1501 I should add that in addition to the beneficent. provision which the State now makes for legally aided litigants the State also enables persons to obtain legal advice. This, as the hon. Member knows, was introduced not at the outset, but, I think, in 1958. As a result, there are about 60,000 applications a year for legal advice which costs the nominal sum of 2s. 6d. for those who are within the scheme by reason of their income, or nothing if they are on National Assistance. Therefore, whether a person is entitled to free legal advice or not, anybody desiring to litigate with the advantages of legal aid is, of course, well advised in the first place to obtain advice as to the merits of his claim and against whom he wants to make his claim and how it should be brought.
Both my noble Friend and I are most anxious that the opportunities of the Legal Aid and Advice Scheme should be fully known. They are known to an increasing extent. The numbers who apply are growing each year. For example, I understand that of every 100 matrimonial cases which are now tried in the High Court at least 100 of the parties receive legal 1502 aid. A large number of the cases brought by legally aided litigants succeed.
Taking the wide view, I think that it is true to say that the inception of this scheme and its administration have contributed very largely to enabling all sections of the public to obtain justice, a fact which was not the case before 1949. In addition to that, the experience of the courts goes to show that they are much better able to administer justice by reason of the fact that nowadays practically all litigants a large number of whom are legally aided, come before them with the benefits of professional advice.
I hope, therefore, that the hon.

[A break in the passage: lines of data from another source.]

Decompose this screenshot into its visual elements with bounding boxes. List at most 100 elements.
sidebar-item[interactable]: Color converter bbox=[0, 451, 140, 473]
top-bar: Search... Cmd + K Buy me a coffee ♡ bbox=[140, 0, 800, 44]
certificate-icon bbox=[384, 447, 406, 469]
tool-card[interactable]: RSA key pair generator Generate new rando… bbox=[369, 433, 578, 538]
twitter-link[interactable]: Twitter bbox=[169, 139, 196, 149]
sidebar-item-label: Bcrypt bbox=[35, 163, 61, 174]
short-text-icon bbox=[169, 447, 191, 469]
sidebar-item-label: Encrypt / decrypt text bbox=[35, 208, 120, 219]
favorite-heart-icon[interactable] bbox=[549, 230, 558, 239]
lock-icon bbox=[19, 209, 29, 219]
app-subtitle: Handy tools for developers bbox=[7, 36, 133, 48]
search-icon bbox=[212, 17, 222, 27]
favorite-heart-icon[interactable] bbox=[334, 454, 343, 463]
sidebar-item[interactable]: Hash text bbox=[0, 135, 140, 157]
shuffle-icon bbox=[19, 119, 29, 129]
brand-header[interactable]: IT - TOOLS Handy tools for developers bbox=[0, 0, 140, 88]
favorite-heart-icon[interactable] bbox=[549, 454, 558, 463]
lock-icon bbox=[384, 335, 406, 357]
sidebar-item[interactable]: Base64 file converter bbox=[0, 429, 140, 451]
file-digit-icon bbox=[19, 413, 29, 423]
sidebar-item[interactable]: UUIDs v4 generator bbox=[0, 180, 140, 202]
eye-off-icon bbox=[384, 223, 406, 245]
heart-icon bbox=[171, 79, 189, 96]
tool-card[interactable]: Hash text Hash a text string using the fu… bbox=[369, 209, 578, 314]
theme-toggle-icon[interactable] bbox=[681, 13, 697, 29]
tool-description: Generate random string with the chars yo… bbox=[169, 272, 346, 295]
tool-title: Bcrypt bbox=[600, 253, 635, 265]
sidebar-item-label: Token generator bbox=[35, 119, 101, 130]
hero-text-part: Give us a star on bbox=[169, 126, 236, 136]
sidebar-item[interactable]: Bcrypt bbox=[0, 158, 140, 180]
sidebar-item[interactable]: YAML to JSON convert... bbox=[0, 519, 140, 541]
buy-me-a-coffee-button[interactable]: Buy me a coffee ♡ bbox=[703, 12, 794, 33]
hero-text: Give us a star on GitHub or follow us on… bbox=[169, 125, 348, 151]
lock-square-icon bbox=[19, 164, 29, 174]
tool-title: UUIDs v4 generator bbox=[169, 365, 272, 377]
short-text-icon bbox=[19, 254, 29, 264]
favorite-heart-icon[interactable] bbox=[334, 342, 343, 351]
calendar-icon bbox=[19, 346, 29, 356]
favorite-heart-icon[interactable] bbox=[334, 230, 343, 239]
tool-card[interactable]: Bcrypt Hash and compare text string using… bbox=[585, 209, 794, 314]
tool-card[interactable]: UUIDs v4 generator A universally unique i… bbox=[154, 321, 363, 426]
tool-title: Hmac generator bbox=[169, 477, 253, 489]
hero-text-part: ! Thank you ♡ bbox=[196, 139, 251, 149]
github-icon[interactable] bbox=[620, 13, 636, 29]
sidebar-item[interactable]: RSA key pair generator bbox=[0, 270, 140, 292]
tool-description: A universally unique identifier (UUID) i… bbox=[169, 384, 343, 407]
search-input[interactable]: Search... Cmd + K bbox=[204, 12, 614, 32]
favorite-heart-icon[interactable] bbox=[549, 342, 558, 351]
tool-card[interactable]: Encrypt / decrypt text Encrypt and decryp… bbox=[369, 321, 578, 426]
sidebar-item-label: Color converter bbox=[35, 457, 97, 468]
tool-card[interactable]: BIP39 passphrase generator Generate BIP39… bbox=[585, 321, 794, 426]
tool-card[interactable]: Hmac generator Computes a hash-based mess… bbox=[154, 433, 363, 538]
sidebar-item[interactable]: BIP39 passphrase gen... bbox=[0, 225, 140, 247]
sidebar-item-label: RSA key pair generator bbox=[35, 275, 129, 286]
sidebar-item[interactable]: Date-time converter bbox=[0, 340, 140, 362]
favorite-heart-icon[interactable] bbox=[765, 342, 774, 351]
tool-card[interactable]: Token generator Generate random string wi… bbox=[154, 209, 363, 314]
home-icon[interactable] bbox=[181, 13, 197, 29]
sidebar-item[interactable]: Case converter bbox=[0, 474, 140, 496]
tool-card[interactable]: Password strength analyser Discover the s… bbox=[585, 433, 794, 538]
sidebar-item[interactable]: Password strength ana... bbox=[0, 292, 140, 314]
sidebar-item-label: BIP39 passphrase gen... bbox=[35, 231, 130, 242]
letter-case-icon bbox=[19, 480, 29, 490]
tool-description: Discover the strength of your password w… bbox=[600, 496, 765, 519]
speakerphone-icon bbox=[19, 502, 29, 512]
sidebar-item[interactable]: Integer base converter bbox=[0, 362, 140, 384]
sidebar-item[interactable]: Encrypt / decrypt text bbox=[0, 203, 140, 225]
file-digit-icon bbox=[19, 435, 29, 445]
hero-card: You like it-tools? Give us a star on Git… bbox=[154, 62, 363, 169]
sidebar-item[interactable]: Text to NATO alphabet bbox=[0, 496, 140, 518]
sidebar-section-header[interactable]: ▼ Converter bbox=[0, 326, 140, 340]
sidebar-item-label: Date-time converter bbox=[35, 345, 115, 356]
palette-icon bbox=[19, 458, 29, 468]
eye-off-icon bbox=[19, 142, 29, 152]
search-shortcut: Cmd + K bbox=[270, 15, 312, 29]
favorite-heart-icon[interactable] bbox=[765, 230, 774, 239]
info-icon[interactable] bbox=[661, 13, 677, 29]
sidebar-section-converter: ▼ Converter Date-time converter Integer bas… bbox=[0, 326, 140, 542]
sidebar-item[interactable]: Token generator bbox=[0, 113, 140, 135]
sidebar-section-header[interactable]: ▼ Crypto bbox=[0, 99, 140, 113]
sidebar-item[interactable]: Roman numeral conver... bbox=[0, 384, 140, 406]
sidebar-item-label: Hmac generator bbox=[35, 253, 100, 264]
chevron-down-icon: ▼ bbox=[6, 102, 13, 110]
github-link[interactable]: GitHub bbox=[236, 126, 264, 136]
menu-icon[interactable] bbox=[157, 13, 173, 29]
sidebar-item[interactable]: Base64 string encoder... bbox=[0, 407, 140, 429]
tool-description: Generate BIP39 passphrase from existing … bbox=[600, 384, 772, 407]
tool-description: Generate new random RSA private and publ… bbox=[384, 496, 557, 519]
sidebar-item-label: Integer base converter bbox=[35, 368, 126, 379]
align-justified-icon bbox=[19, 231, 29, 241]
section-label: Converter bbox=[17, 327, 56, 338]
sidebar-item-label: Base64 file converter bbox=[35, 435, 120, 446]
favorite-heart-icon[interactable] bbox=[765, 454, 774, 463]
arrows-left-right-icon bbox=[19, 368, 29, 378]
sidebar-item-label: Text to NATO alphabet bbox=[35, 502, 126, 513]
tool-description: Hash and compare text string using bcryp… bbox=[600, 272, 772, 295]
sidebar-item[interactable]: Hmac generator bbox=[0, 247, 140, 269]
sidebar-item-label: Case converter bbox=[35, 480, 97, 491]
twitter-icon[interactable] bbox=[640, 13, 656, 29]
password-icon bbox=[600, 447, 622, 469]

Member will not think that the experience of his client is any reflection at all on the satisfactory way in which the Legal Aid and Advice Scheme is generally working, and he may well think it desirable to follow up the suggestion which I have made, that he should try again, in the case of this client, to see whether he has any more success with a different local committee.
§ Question put and agreed to.
§ Adjourned accordingly at twenty-nine minutes past Four o'clock.